Last week, Timothy Geithner promised the Chinese again that the US economy would recover thanks to demand from the private sector. That was his way of reassuring America's biggest creditor that the public sector wouldn't continue to run huge deficits - practically an outright lie. But it's one thing to stiff the Chinese; it's another to stiff time.
Why don’t people see what is happening?
Some observers think the economy is recovering already. Others think it is not. If it is not recovering, it is because it didn't get enough stimuli they say. If it is recovering, it's because the stimulus has worked.
The last quarter century the economic model created more mistakes than miracles. It encouraged people to spend, borrow, and speculate. And each time Mr. Market made a correction, the authorities came along with more money and easier credit. Businesses that should have gone bust years ago kept themselves alive with more and larger loans. Homeowners added more debt than they could carry. Speculators kept taking ever-bigger risks in a row. Total debt as a measure of the size of the bubble in the credit markets rose from only about 150% of GDP in the 70s and 80s, to 370% during 2000 -2008.
"Fewer layoffs expected as recession winds down," says a headline on wire services.
It is "business as usual at Goldman," says a news report. Which is to say, big bonuses for the bankers. The top eight US banks got more than $170 in bailout money last year.

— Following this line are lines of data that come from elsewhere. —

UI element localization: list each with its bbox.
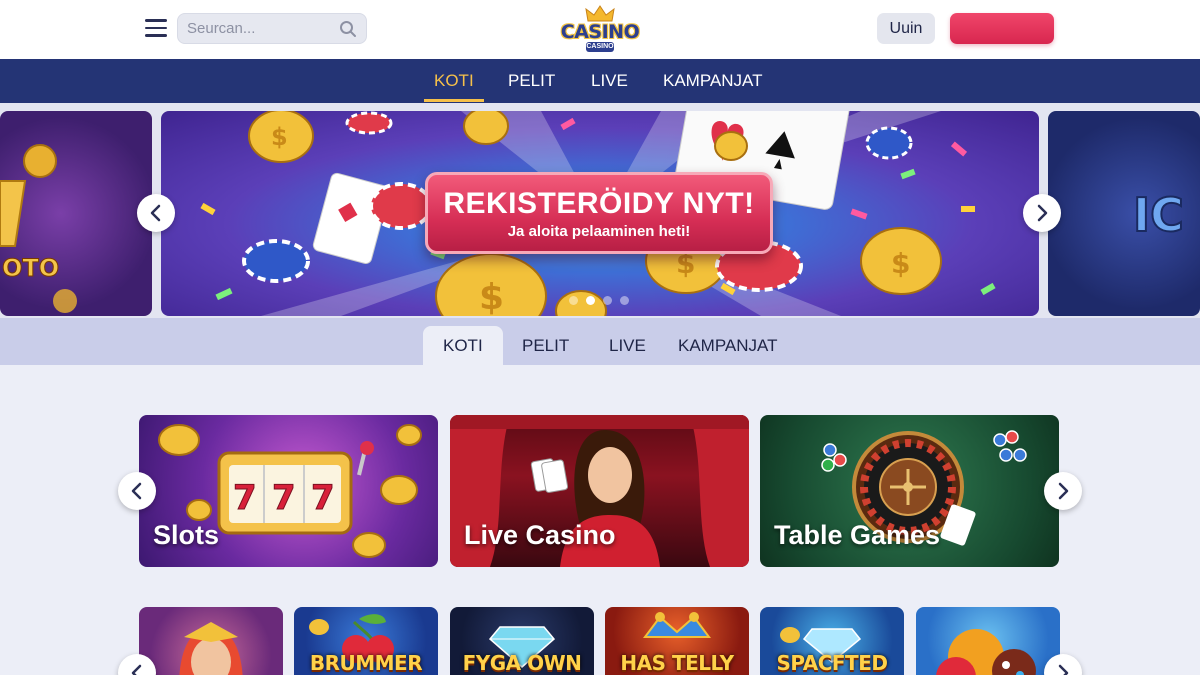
chevron-right-icon — [1058, 664, 1069, 675]
menu-icon[interactable] — [145, 19, 167, 37]
hero-next-button[interactable] — [1023, 194, 1061, 232]
game-tile-5[interactable]: SPACFTED ILV — [760, 607, 904, 675]
carousel-dot-1[interactable] — [569, 296, 578, 305]
sub-nav-tab-kampanjat[interactable]: KAMPANJAT — [658, 326, 798, 365]
right-peek-text: IC — [1133, 188, 1184, 242]
hero-slide[interactable]: $ $ $ $ REKISTERÖIDY NYT! Ja aloita pela… — [161, 111, 1039, 316]
chevron-left-icon — [131, 482, 142, 500]
carousel-dot-4[interactable] — [620, 296, 629, 305]
chevron-left-icon — [150, 204, 161, 222]
category-card-slots[interactable]: 777 Slots — [139, 415, 438, 567]
game-title-5: SPACFTED ILV — [776, 651, 888, 675]
main-nav-tab-koti[interactable]: KOTI — [434, 59, 474, 103]
game-tile-4[interactable]: HAS TELLY — [605, 607, 749, 675]
category-label-slots: Slots — [153, 520, 220, 550]
svg-text:$: $ — [271, 123, 288, 151]
sub-nav-tab-pelit[interactable]: PELIT — [502, 326, 589, 365]
game-tile-2[interactable]: BRUMMER — [294, 607, 438, 675]
sub-nav-tab-live[interactable]: LIVE — [589, 326, 666, 365]
game-title-4: HAS TELLY — [620, 651, 734, 675]
previous-slide-preview[interactable]: OTO — [0, 111, 152, 316]
game-tile-6[interactable] — [916, 607, 1060, 675]
main-nav-tab-pelit[interactable]: PELIT — [508, 59, 555, 103]
game-tile-3[interactable]: FYGA OWN — [450, 607, 594, 675]
chevron-right-icon — [1037, 204, 1048, 222]
category-card-table-games[interactable]: Table Games — [760, 415, 1059, 567]
search-icon[interactable] — [339, 20, 357, 38]
svg-text:$: $ — [891, 247, 910, 280]
register-promo-banner[interactable]: REKISTERÖIDY NYT! Ja aloita pelaaminen h… — [425, 172, 773, 254]
next-slide-preview[interactable]: IC — [1048, 111, 1200, 316]
hero-title: REKISTERÖIDY NYT! — [443, 187, 755, 220]
hero-prev-button[interactable] — [137, 194, 175, 232]
logo-subtext: CASINO — [586, 42, 614, 52]
category-label-live-casino: Live Casino — [464, 520, 616, 550]
login-button[interactable]: Uuin — [877, 13, 935, 44]
chevron-left-icon — [131, 664, 142, 675]
svg-text:7: 7 — [272, 478, 296, 518]
categories-prev-button[interactable] — [118, 472, 156, 510]
game-title-3: FYGA OWN — [462, 651, 582, 675]
sub-nav-tab-koti[interactable]: KOTI — [423, 326, 503, 365]
hero-subtitle: Ja aloita pelaaminen heti! — [507, 223, 691, 240]
main-nav-tab-kampanjat[interactable]: KAMPANJAT — [663, 59, 763, 103]
chevron-right-icon — [1058, 482, 1069, 500]
top-header: CASINO CASINO Uuin — [0, 0, 1200, 59]
svg-text:$: $ — [479, 277, 504, 316]
slot-art-right: IC — [1132, 187, 1185, 243]
main-nav: KOTI PELIT LIVE KAMPANJAT — [0, 59, 1200, 103]
svg-text:7: 7 — [311, 478, 335, 518]
category-label-table-games: Table Games — [774, 520, 941, 550]
carousel-dot-2[interactable] — [586, 296, 595, 305]
search-box[interactable] — [177, 13, 367, 44]
main-nav-tab-live[interactable]: LIVE — [591, 59, 628, 103]
category-card-live-casino[interactable]: Live Casino — [450, 415, 749, 567]
logo-text: CASINO — [560, 21, 640, 43]
secondary-nav: KOTI PELIT LIVE KAMPANJAT — [0, 318, 1200, 365]
active-tab-indicator — [424, 99, 484, 102]
game-title-2: BRUMMER — [309, 651, 423, 675]
carousel-dot-3[interactable] — [603, 296, 612, 305]
game-tile-1[interactable] — [139, 607, 283, 675]
svg-text:7: 7 — [233, 478, 257, 518]
slot-art-left: OTO — [0, 144, 77, 313]
search-input[interactable] — [187, 14, 337, 43]
carousel-dots — [569, 296, 629, 306]
candy-icon — [936, 629, 1036, 675]
register-button[interactable] — [950, 13, 1054, 44]
left-peek-text: OTO — [2, 254, 59, 282]
game-art-character — [179, 622, 243, 675]
casino-logo[interactable]: CASINO CASINO — [560, 5, 640, 53]
categories-next-button[interactable] — [1044, 472, 1082, 510]
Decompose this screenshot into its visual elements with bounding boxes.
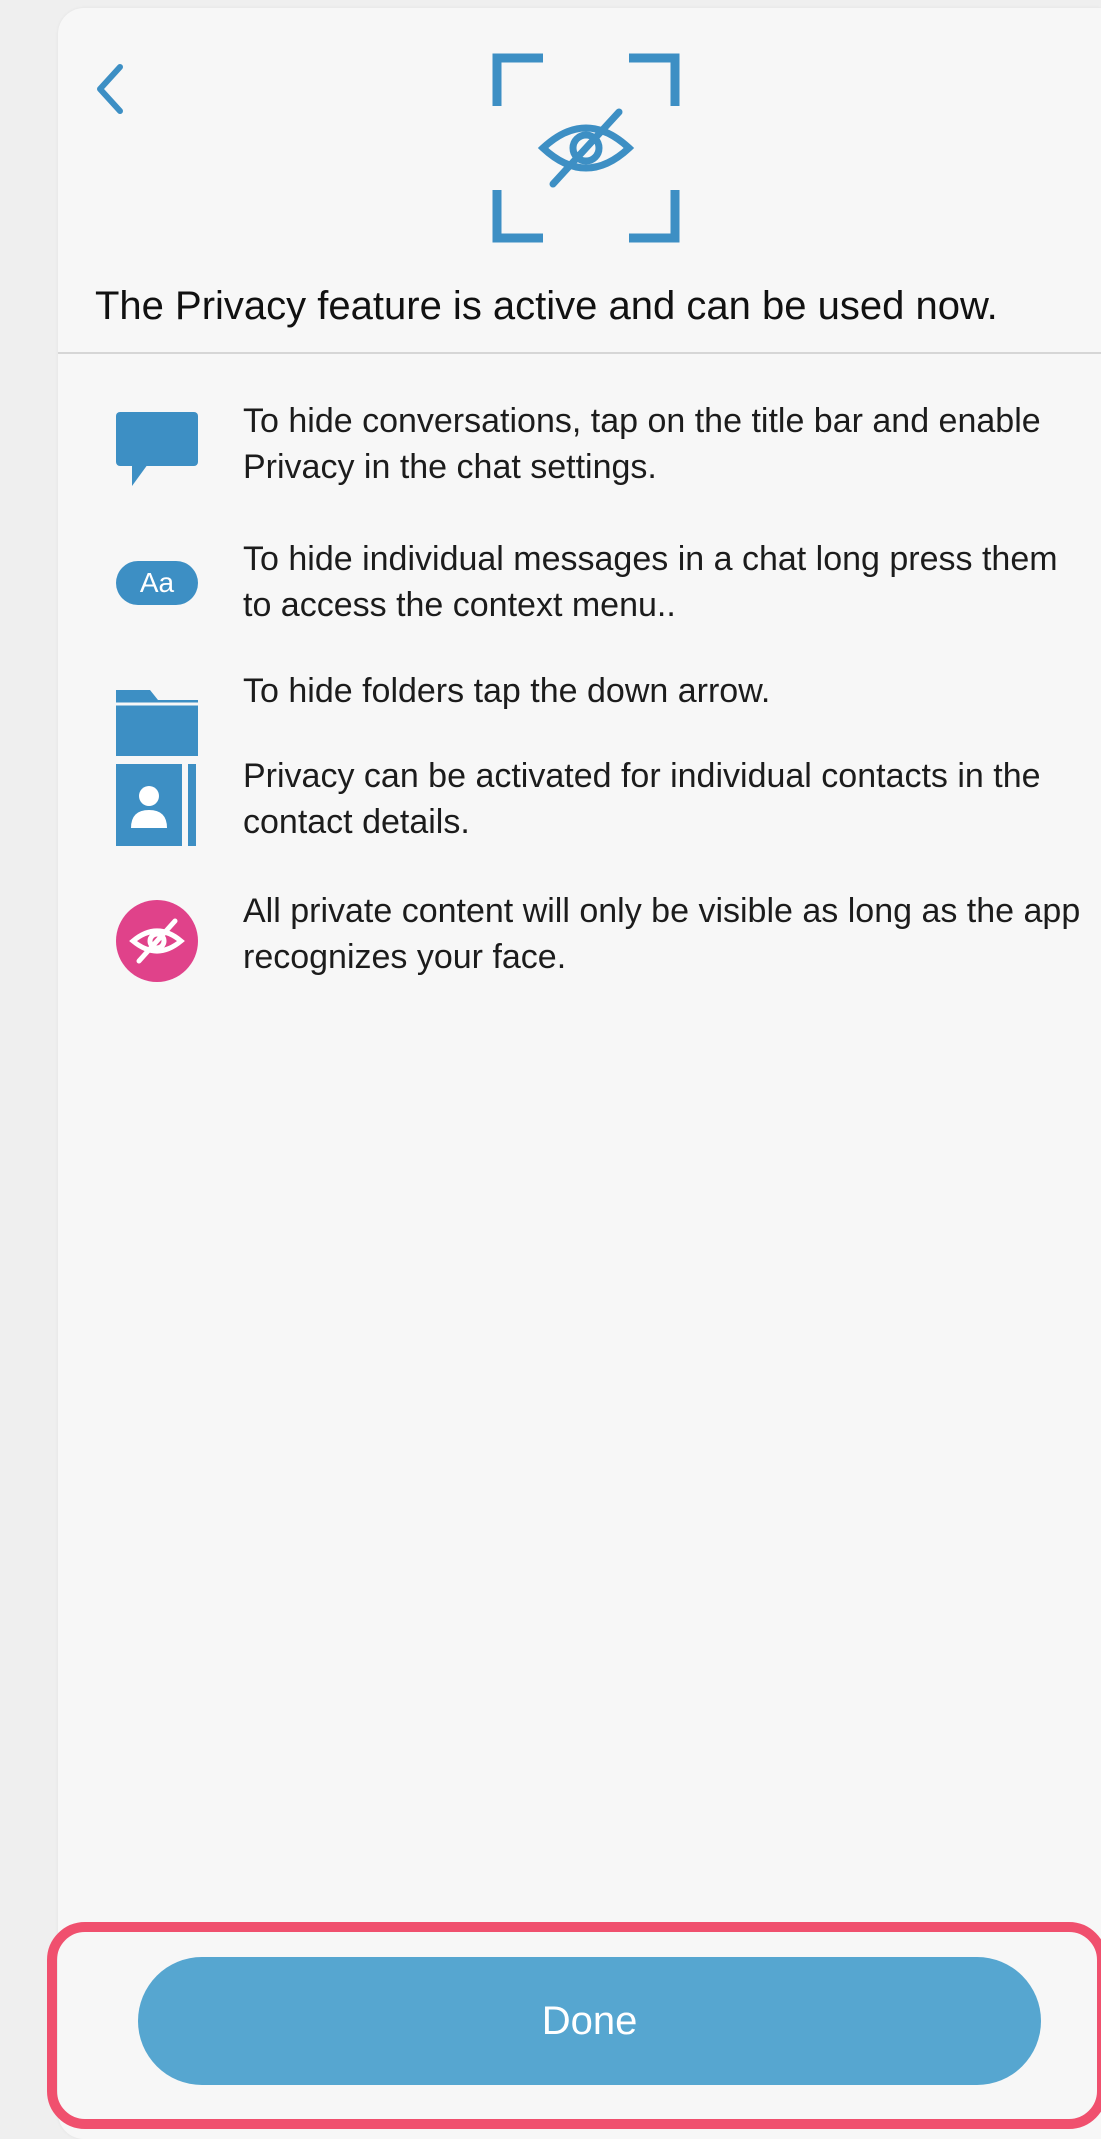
instruction-item: All private content will only be visible… bbox=[58, 888, 1101, 998]
instruction-text: To hide folders tap the down arrow. bbox=[243, 672, 771, 710]
instruction-text: All private content will only be visible… bbox=[243, 892, 1081, 976]
instruction-item: Privacy can be activated for individual … bbox=[58, 753, 1101, 863]
text-message-icon-label: Aa bbox=[116, 561, 198, 605]
folder-icon bbox=[112, 680, 202, 760]
chevron-left-icon bbox=[97, 64, 123, 114]
privacy-face-scan-icon bbox=[492, 53, 680, 243]
instruction-text: To hide conversations, tap on the title … bbox=[243, 402, 1041, 486]
instruction-item: To hide conversations, tap on the title … bbox=[58, 398, 1101, 508]
instruction-item: To hide folders tap the down arrow. bbox=[58, 668, 1101, 756]
instruction-item: Aa To hide individual messages in a chat… bbox=[58, 536, 1101, 646]
chat-bubble-icon bbox=[112, 410, 202, 490]
contact-card-icon bbox=[112, 761, 202, 849]
privacy-activated-screen: The Privacy feature is active and can be… bbox=[58, 8, 1101, 2139]
done-button[interactable]: Done bbox=[138, 1957, 1041, 2085]
back-button[interactable] bbox=[80, 54, 140, 124]
text-message-icon: Aa bbox=[112, 558, 202, 608]
page-title: The Privacy feature is active and can be… bbox=[95, 284, 998, 328]
instruction-text: Privacy can be activated for individual … bbox=[243, 757, 1041, 841]
divider bbox=[58, 352, 1101, 354]
eye-slash-icon bbox=[112, 898, 202, 984]
instruction-text: To hide individual messages in a chat lo… bbox=[243, 540, 1058, 624]
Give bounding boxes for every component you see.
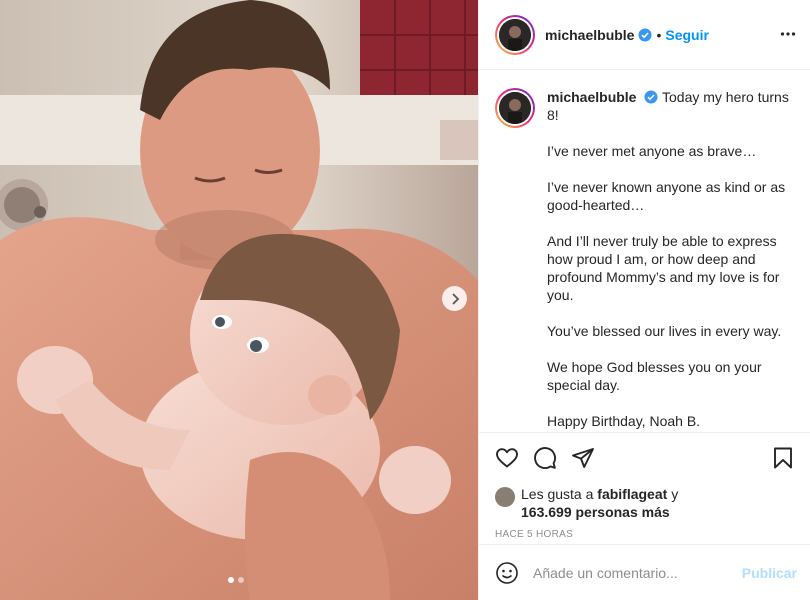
chevron-right-icon: [451, 292, 459, 305]
comment-input[interactable]: [533, 564, 742, 581]
post-side-panel: michaelbuble • Seguir michaelbuble Today…: [478, 0, 810, 600]
caption-paragraph: And I’ll never truly be able to express …: [547, 233, 784, 303]
comment-button[interactable]: [533, 446, 557, 470]
carousel-dot: [228, 577, 234, 583]
likes-summary: Les gusta a fabiflageat y 163.699 person…: [495, 485, 795, 521]
share-icon: [572, 448, 594, 468]
likes-and: y: [671, 486, 679, 502]
carousel-indicator: [228, 577, 244, 583]
action-icons: [495, 443, 795, 473]
like-button[interactable]: [495, 446, 519, 470]
verified-badge-icon: [644, 90, 658, 104]
avatar[interactable]: [495, 14, 535, 55]
caption-paragraph: We hope God blesses you on your special …: [547, 359, 766, 393]
more-options-icon[interactable]: [780, 26, 796, 42]
caption-text: michaelbuble Today my hero turns 8! I’ve…: [547, 88, 794, 432]
post-header: michaelbuble • Seguir: [479, 0, 810, 70]
caption: michaelbuble Today my hero turns 8! I’ve…: [495, 88, 794, 432]
comment-icon: [534, 447, 556, 469]
separator-dot: •: [656, 26, 662, 43]
caption-paragraph: You’ve blessed our lives in every way.: [547, 323, 782, 339]
avatar[interactable]: [495, 487, 515, 507]
emoji-icon: [496, 561, 518, 584]
caption-paragraph: I’ve never met anyone as brave…: [547, 143, 757, 159]
caption-paragraph: Happy Birthday, Noah B.: [547, 413, 701, 429]
verified-badge-icon: [638, 28, 652, 41]
likes-count-link[interactable]: 163.699 personas más: [521, 504, 670, 520]
carousel-next-button[interactable]: [442, 286, 467, 311]
save-button[interactable]: [771, 446, 795, 470]
heart-icon: [496, 448, 518, 468]
post-photo[interactable]: [0, 0, 478, 600]
emoji-button[interactable]: [495, 561, 519, 585]
share-button[interactable]: [571, 446, 595, 470]
liked-by-user-link[interactable]: fabiflageat: [597, 486, 667, 502]
bookmark-icon: [774, 447, 792, 469]
carousel-dot: [238, 577, 244, 583]
publish-button[interactable]: Publicar: [742, 565, 797, 581]
likes-prefix: Les gusta a: [521, 486, 594, 502]
post-actions: Les gusta a fabiflageat y 163.699 person…: [479, 432, 810, 540]
avatar[interactable]: [495, 88, 535, 128]
post-timestamp[interactable]: HACE 5 HORAS: [495, 529, 795, 540]
photo-illustration: [0, 0, 478, 600]
comment-form: Publicar: [479, 544, 810, 600]
caption-username-link[interactable]: michaelbuble: [547, 89, 636, 105]
username-link[interactable]: michaelbuble: [545, 27, 634, 43]
follow-button[interactable]: Seguir: [665, 27, 709, 43]
caption-paragraph: I’ve never known anyone as kind or as go…: [547, 179, 790, 213]
caption-scroll-area[interactable]: michaelbuble Today my hero turns 8! I’ve…: [479, 70, 810, 432]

They paid about 20% out in bonuses.
The news is mixed. German factory orders are up...but the Bank of England says the recession is worse than expected; it says it will continue buying bonds.
Americans are raising chickens in their backyards again...even in places like Brooklyn. But the latest headlines tell that requests for unemployment benefits are running below expectations.
The housing market is supposed to be stabilizing, but new waves of defaults, resets and foreclosures are coming. “Half America's mortgages will be underwater by 2011,” says a Reuters report. And “Deutschebank warned that construction loans were starting to go bad too.”
"More Stimulus is Needed to Spark a Strong Recovery," is the headline. According to the IHT, stimulus is working. And it will work even better if there were more of it.
Can you really fix a debt-saturated economy by pouring on more debt? When you borrow money you take something away from the future and bring it into the present. That is not a bad thing, if you are doing it to increase your future output. In that case, you'll be able to pay back the loan with your extra earnings. But if you borrow from the future only to consume, you arrive in the financial crisis we are in today.
The future caught up with consumers in 2007. But the feds learned nothing, afterwards even Alan Greenspan admitted he had "found a flaw" in his own thinking.
Adjusted for inflation, the US consumer's earnings barely rose from the '70s. By some measures, he had actually less disposable spending power in 2007 than he had in 1973. And now his income is going down. The June number reflected the biggest drop in income in 4 years. Salaries and wages fell 0.4% in June...the 9th drop in the last 10 months. How is it possible for him to spend more?
From one scam to another, from bailing out Wall Street to bailing out the entire world economy, the more stimulus programs fail to bring a recovery, the more economists call for more stimulus.
What are they thinking? Since neither the private sector nor the public sector has any savings from the past, additional demand from either sector must be borrowed from the future.
The purest illustration of how this works is in the popular 'cash for clunkers' programs. Instead, of letting the consumer buy a new car when he is ready, the feds give them money to buy now. So, he buys in 2009 and not in 2010. What good is accomplished? It is as if they didn't expect 2010 to ever arrive...as if they thought they could stop the sun and the seasons...and the Chinese...forever. The dollar will always be strong. US bonds will always be in demand. And the future will never arrive.
But the more economists try to stitch up the future; the more it gets away from them. After the 2010 sales have been moved forward to 2009, they will have to reach into 2011...and then 2012...all the way to the end of time.